Überwachung am Arbeitsplatz: Ich werde bespitzelt!

Manchmal lassen sich Fehler natürlich nicht vermeiden. Allein schon, weil wir unglaublich viel wegschaffen müssen, in immer weniger Zeit. Am Personal wird bei Schlecker nämlich fast fanatisch gespart. Trotzdem wird uns bei jeder Betriebsversammlung vorgerechnet, wir seien zu teuer.

Dabei wurde der Personalspiegel in den letzten Jahren ohnehin ständig gesenkt, viele Filialen sind jetzt montags bis samstags von acht bis 20 Uhr geöffnet, trotzdem wurden uns kaum mehr Personalstunden genehmigt. In meiner Filiale müssen wir zum Beispiel mit nur einer Vollzeitkraft und drei Teilzeitkräften auskommen. Das heißt: Spätestens ab halb vier sitze ich allein im Laden und muss im Grunde nonstop durcharbeiten, Kunden bedienen und kassieren, Waren aussortieren, nachfüllen, auspreisen, Böden wischen und abends um acht die großen Körbe mit den Saisonartikeln wieder in den Laden schieben.
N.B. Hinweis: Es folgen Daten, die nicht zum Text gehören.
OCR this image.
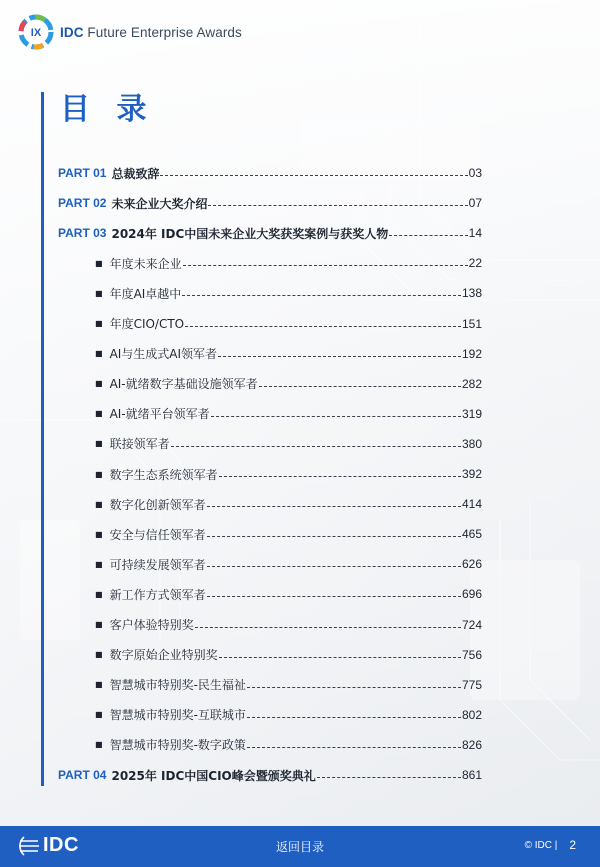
IX IDC Future Enterprise Awards
目 录
PART 01 总裁致辞	03
PART 02 未来企业大奖介绍	07
PART 03 2024年 IDC中国未来企业大奖获奖案例与获奖人物	14
■ 年度未来企业	22
■ 年度AI卓越中	138
■ 年度CIO/CTO	151
■ AI与生成式AI领军者	192
■ AI-就绪数字基础设施领军者	282
■ AI-就绪平台领军者	319
■ 联接领军者	380
■ 数字生态系统领军者	392
■ 数字化创新领军者	414
■ 安全与信任领军者	465
■ 可持续发展领军者	626
■ 新工作方式领军者	696
■ 客户体验特别奖	724
■ 数字原始企业特别奖	756
■ 智慧城市特别奖-民生福祉	775
■ 智慧城市特别奖-互联城市	802
■ 智慧城市特别奖-数字政策	826
PART 04 2025年 IDC中国CIO峰会暨颁奖典礼	861
IDC	返回目录	© IDC | 2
Sechs Stunden ohne Pause sind laut Arbeitszeitgesetz ja erlaubt - und Schlecker reizt das voll aus.

Wenn ich zwischendrin mal aufs Klo muss, habe ich Pech gehabt. Theoretisch darf ich den Laden dafür zwar kurz zusperren, meist sind aber Kunden drin, die kann ich ja nicht einfach rausschmeißen.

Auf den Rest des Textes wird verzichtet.